Utilize Python dictionary unpacking with named placeholders in a parameterized SQL INSERT query for secure, dynamic insertion:

# Assuming `conn` is your active DB connection and `cursor` is its best friend data_dict = {'column1': 'value1', 'column2': 'value2'} placeholders = ', '.join(f'%({k})s' for k in data_dict) query = f"INSERT INTO table_name ({', '.join(data_dict)}) VALUES ({placeholders})" cursor.execute(query, data_dict) # Insert... and it's gone!

This approach avoids SQL injection, and smoothly handles the data types in the dictionary, making it both secure and scalable for diverse data schemas.

Dynamically building SQL queries

Crafting an SQL INSERT statement from a Python dict requires both syntactical precision and security measures. It's essential to cloak column names, maintain the sequence of values to match the columns, and deal with Python version differences while handling data types.
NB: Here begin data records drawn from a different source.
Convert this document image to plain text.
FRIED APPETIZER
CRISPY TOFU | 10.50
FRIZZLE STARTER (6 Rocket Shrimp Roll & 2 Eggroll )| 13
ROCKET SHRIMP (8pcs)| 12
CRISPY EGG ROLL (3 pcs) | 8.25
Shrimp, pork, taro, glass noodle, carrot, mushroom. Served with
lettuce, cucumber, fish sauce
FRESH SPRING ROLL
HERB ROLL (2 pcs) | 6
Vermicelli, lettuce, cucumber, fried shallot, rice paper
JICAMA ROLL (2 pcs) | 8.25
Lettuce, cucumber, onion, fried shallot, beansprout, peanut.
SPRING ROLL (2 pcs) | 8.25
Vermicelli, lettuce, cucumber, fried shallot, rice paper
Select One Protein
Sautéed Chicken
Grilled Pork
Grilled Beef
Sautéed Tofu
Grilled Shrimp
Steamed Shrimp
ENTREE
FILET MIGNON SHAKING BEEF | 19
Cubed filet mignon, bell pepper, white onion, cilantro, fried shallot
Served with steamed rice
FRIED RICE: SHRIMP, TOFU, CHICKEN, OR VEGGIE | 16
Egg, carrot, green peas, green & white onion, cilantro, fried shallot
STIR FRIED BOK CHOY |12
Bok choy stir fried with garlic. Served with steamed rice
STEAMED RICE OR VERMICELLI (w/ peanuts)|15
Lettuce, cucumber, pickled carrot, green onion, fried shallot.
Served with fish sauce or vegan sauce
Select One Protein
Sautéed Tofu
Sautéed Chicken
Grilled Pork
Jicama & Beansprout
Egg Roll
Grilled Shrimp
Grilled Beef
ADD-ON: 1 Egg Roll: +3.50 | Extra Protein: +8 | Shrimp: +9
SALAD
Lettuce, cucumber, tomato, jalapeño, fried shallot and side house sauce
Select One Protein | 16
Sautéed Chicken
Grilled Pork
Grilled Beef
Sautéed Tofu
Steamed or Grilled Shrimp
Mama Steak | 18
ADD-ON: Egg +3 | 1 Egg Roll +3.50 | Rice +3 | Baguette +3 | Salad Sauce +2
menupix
Cloaking column names for safety

To avoid SQL injection, never interpolate user inputs directly into SQL queries. Escaping column names can involve database adapters or manual verification against a list of valid fields.

Python version differences in handling dict

Python 3's dict.values() returns a dict_values object, not a list. So, for Python 3, convert them to a list. Thankfully, Python 2's dict.values() returns a list, saving you extra keystrokes 🚀.

Managing data types

SQL is a stickler for data types, so your input dictionary should match those. Remember: Datetime objects require formatting according to your DBMS's dialect.

Constructing placeholders using list comprehension

Use Python's list comprehension to create placeholders while reducing verbosity like a ninja 🥷:

placeholders = ', '.join(['%s']*len(data_dict)) values = tuple(data_dict.values())

Using executemany() for large-scale operations

When dealing with large volumes of data, executemany() method is your secret weapon, minimizing server round trips and saving precious milliseconds.

Pandas for the win

If you're a Pandas user -- and really, who isn't? -- the DataFrame.to_sql() method can be a game-changer, especially when combined with a well-optimized SQL Alchemy engine.

Protecting sequence in dictionary

Since you can't rely on the order of dictionaries (unless you're using Python 3.7+), always process your list of dictionaries in a consistent order. This is especially vital when using the executemany() method.